Although many parents who have lost pregnancies have begun to speak out about their experiences, Qureshi said there's still more work to be done to help those affected grapple with the trauma.
"What is lacking is support services for people who have experienced stillbirth," Qureshi said. "Some of the data we've looked at show that the anxiety and depression that follow [a lost pregnancy] can last for a lifetime.

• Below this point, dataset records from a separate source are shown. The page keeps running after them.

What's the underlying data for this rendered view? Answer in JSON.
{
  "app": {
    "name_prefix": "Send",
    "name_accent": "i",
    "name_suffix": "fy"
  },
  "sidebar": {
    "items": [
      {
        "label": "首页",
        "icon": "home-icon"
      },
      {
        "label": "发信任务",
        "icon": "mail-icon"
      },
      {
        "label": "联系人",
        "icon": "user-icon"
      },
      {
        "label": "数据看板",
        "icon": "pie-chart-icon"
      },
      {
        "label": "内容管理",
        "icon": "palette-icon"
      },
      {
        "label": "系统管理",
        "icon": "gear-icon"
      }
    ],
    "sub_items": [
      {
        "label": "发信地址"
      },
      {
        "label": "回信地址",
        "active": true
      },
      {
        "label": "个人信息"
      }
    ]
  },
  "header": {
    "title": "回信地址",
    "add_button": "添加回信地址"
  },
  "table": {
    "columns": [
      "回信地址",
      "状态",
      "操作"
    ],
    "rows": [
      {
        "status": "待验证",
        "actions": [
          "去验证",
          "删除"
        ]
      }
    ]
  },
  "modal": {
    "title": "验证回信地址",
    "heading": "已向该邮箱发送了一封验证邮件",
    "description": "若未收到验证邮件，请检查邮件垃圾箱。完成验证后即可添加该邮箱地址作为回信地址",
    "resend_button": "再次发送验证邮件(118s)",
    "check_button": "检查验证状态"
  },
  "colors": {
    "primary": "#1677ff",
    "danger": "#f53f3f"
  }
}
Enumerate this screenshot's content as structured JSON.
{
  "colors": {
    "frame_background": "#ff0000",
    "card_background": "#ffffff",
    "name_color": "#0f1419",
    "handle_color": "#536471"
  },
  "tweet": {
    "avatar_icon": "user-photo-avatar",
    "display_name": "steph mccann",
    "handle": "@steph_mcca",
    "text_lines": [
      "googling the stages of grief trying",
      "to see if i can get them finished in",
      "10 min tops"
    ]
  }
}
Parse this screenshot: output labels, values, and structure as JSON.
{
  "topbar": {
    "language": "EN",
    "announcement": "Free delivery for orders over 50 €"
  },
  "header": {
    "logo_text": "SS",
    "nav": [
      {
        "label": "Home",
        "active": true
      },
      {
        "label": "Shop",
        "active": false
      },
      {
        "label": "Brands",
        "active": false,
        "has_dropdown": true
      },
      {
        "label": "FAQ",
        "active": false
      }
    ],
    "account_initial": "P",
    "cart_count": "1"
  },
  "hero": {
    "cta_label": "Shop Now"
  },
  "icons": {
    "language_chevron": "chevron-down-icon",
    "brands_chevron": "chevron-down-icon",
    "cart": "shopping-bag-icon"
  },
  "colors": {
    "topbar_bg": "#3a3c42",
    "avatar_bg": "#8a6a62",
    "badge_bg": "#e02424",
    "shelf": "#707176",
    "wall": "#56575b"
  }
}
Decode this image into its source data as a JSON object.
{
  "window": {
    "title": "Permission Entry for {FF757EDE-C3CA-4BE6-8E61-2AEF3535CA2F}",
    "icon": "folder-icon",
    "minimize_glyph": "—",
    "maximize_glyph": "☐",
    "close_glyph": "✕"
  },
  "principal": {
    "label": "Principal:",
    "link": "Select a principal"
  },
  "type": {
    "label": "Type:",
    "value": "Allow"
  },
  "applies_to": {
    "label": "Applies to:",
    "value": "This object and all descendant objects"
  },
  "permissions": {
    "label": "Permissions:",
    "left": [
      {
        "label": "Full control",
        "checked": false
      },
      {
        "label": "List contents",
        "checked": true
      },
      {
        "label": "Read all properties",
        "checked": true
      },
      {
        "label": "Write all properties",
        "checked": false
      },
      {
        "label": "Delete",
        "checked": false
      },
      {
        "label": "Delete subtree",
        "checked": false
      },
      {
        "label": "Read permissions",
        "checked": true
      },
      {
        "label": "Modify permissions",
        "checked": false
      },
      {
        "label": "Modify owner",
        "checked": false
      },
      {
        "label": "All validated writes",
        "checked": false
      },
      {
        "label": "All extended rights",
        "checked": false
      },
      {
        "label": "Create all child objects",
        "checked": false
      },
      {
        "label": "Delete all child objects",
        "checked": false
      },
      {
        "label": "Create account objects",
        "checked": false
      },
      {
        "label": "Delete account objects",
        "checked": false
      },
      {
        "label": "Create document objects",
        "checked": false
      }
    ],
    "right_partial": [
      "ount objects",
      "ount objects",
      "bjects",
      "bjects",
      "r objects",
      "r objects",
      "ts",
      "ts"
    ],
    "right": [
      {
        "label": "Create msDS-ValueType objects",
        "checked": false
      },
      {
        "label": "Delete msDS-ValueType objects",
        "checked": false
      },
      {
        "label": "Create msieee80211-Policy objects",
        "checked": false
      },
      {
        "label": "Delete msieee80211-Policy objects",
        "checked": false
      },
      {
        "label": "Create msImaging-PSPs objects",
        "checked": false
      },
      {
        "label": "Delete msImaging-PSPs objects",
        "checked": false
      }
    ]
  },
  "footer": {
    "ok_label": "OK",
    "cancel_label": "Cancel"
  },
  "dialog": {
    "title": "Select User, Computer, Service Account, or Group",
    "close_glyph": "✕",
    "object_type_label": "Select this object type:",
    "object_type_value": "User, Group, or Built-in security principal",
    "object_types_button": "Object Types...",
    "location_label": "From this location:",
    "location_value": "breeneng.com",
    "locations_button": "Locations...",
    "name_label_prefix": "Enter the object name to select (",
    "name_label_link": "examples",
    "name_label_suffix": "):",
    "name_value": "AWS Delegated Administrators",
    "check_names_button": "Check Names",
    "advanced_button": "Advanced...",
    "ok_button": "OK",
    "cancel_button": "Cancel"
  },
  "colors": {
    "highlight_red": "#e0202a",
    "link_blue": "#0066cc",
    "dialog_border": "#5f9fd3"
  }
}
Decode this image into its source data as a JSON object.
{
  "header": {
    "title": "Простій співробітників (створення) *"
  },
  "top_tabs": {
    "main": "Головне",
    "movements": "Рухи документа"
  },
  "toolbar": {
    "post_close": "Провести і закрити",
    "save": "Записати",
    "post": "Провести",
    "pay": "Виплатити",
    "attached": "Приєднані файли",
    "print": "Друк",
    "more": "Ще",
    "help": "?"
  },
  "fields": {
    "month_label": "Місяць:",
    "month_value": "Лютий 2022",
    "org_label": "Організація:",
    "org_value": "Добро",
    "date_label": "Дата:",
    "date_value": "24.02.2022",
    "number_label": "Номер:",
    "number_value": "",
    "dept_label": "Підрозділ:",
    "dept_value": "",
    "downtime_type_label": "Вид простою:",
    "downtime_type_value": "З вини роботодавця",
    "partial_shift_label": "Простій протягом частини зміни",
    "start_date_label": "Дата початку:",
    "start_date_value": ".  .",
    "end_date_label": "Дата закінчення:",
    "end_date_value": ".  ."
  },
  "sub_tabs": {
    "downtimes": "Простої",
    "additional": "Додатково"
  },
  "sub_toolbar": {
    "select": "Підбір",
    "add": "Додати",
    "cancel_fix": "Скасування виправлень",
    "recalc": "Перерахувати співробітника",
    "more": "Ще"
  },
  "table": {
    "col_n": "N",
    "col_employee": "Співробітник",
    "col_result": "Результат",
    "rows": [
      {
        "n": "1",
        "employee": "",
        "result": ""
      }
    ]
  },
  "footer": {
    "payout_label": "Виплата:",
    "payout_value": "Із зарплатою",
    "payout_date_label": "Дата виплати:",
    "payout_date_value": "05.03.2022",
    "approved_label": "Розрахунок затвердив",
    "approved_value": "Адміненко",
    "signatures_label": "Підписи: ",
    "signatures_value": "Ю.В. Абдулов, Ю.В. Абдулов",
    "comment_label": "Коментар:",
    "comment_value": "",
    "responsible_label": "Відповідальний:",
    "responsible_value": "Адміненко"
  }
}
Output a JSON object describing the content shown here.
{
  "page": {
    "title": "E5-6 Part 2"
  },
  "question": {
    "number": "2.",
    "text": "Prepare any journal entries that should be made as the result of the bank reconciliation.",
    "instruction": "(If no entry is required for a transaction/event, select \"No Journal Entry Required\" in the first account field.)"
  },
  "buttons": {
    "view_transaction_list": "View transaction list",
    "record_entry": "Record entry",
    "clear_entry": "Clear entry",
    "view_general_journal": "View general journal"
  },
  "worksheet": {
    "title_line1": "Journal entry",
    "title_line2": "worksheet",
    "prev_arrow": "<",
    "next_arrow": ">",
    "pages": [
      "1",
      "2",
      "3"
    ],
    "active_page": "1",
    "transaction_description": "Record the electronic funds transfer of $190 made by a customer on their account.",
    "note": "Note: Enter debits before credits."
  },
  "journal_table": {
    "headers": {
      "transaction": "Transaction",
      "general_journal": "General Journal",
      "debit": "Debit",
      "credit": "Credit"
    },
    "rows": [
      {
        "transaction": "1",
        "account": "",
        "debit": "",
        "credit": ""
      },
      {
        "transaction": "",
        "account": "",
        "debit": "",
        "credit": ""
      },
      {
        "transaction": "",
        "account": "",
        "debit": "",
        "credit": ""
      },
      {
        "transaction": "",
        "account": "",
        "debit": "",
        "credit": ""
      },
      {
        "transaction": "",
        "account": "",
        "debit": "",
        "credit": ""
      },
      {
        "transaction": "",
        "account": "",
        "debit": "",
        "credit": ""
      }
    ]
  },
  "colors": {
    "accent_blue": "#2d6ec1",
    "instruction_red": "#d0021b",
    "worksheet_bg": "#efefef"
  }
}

Acknowledging [stillbirth] as an issue that counts, and one we invest in, means there will be more political impetus to support people who are suffering."
And with support, he added, comes empowerment.
"When stillbirth does come onto the public stage, it empowers so many people across the country and the world to speak about their experiences," Qureshi said. "That allows women to be advocates for themselves."
Correction: Sept. 30, 2015
An earlier version of this article reported that the rate of stillbirths worldwide will stay consistent for the next 15 years. It is actually 20 years.